Die Situation in Syrien und im Irak bestätigt unsere seit Jahren geübte Kritik an der gegenwärtigen Waffenexportpraxis in Deutschland. Die Genehmigung von Waffenexporten in zahlreiche Länder, die die Menschenrechte verletzen, hat dazu beigetragen, dass die Region voll von Waffen in den falschen Händen ist. Die Zustimmung, die aus unseren Reihen zu Waffenlieferungen an die kurdischen Peschmerga geäußert worden ist, widerspricht dieser grundsätzlichen Kritik nicht. Wenn nun angesichts der unmittelbaren Bedrohung für die Erfüllung der menschlichen Schutzpflicht Waffen geliefert werden, ist die Verpflichtung umso größer, in der Zukunft die Kanäle kommerziellen Waffenhandels auszutrocknen, die überhaupt erst zu dieser Situation geführt haben. Im Lichte Evangelischer Friedensethik müssen die gewaltärmeren politischen Möglichkeiten konsequent geprüft und genutzt werden. Für die Kirchen selbst ist es die vordringliche Aufgabe, humanitäre Hilfe zu leisten und für die bedrohten und schutzbedürftigen Menschen zu beten. Über zahlreiche ökumenische Beziehungen sind wir mit unseren Schwestern und Brüdern in der Region in engem Kontakt. Wir erkennen dankbar die großen Hilfsleistungen der kirchlichen Werke aus vielen Ländern, aus Deutschland der Diakonie-Katastrophenhilfe in Gemeinschaft mit der Caritas und vielen lokalen Partnerorganisationen. Eine besondere Last tragen die Ortsgemeinden im kurdischen Gebiet, die eine große Zahl an Binnenflüchtlingen aufnehmen, vielfach auch in Kirchen und auf kirchlichen Grundstücken. Die Unterstützung der lokalen und regionalen Verwaltungen in der Beschaffung und Verteilung der lebenswichtigen Ressourcen ist von großer Bedeutung, um zu vermeiden, dass neue Konflikte zwischen ansässiger Bevölkerung und Flüchtlingen entstehen.

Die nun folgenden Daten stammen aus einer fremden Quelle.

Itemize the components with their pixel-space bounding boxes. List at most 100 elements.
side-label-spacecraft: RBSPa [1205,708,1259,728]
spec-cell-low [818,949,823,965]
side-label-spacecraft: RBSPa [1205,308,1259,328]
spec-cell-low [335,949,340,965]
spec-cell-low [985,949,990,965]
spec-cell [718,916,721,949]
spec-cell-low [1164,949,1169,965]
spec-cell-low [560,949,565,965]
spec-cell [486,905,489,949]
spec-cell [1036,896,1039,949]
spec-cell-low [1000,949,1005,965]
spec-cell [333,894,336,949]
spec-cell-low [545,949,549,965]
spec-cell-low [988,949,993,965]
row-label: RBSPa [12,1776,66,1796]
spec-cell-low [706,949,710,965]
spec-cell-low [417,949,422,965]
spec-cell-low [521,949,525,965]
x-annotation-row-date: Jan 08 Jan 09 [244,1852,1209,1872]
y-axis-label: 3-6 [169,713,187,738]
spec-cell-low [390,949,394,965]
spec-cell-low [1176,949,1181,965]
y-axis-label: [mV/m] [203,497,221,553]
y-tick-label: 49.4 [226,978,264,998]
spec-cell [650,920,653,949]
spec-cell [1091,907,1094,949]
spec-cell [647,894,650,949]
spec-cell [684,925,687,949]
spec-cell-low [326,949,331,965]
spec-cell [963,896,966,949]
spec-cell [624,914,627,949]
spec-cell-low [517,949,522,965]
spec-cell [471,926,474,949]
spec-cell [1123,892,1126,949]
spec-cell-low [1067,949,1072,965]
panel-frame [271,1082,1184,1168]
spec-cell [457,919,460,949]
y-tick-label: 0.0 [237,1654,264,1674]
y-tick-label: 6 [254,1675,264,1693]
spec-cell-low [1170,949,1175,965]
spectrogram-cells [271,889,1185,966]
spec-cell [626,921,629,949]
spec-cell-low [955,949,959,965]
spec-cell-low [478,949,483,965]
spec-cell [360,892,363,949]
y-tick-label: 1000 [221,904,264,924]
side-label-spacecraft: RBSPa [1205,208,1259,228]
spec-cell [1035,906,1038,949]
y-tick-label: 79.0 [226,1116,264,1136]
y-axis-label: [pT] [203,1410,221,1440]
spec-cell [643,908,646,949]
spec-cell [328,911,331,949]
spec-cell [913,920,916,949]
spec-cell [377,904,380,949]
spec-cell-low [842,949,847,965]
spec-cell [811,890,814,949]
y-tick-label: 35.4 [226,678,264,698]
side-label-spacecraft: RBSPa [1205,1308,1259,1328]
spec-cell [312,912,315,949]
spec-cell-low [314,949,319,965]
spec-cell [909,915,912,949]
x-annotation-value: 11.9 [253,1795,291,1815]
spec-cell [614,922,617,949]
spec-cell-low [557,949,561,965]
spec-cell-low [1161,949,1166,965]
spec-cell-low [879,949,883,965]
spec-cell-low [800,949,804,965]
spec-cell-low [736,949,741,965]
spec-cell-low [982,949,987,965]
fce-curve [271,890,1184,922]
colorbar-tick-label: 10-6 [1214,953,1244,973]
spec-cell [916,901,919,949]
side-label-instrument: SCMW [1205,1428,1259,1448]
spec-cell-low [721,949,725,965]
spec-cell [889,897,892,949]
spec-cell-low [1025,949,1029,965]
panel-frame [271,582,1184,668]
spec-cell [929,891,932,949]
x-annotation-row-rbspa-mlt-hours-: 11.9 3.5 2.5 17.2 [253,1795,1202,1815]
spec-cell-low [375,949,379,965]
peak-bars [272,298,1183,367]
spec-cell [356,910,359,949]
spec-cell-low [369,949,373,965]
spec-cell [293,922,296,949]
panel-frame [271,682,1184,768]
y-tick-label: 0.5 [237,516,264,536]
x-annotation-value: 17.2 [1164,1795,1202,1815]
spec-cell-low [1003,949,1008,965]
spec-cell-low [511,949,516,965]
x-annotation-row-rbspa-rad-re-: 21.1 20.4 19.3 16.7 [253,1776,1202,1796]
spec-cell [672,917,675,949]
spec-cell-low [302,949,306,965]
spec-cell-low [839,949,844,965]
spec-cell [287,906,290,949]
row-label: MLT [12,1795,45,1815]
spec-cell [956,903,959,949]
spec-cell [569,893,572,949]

Wir setzen uns auch hier in Deutschland für wirksame Hilfe und Unterstützung ein, wo Flüchtlinge aus der Krisenregion bei uns Zuflucht suchen. Es ist außerdem dringend geboten, ein Aufnahmekontingent für besonders verwundbare Flüchtlinge wie Angehörige religiöser Minderheiten, alleinstehende Frauen oder medizinische Notfälle einzurichten. Wir beten für die Menschen in den betroffen Ländern als Zeichen der Solidarität, das von den Christen dort als Stärkung empfunden wird. Und wir beten, weil wir dem Frieden Gottes, der höher ist als alle unsere Vernunft, zutrauen, die Herzen der Menschen zu bewegen und ihre Füße auf den Weg des Friedens zu richten.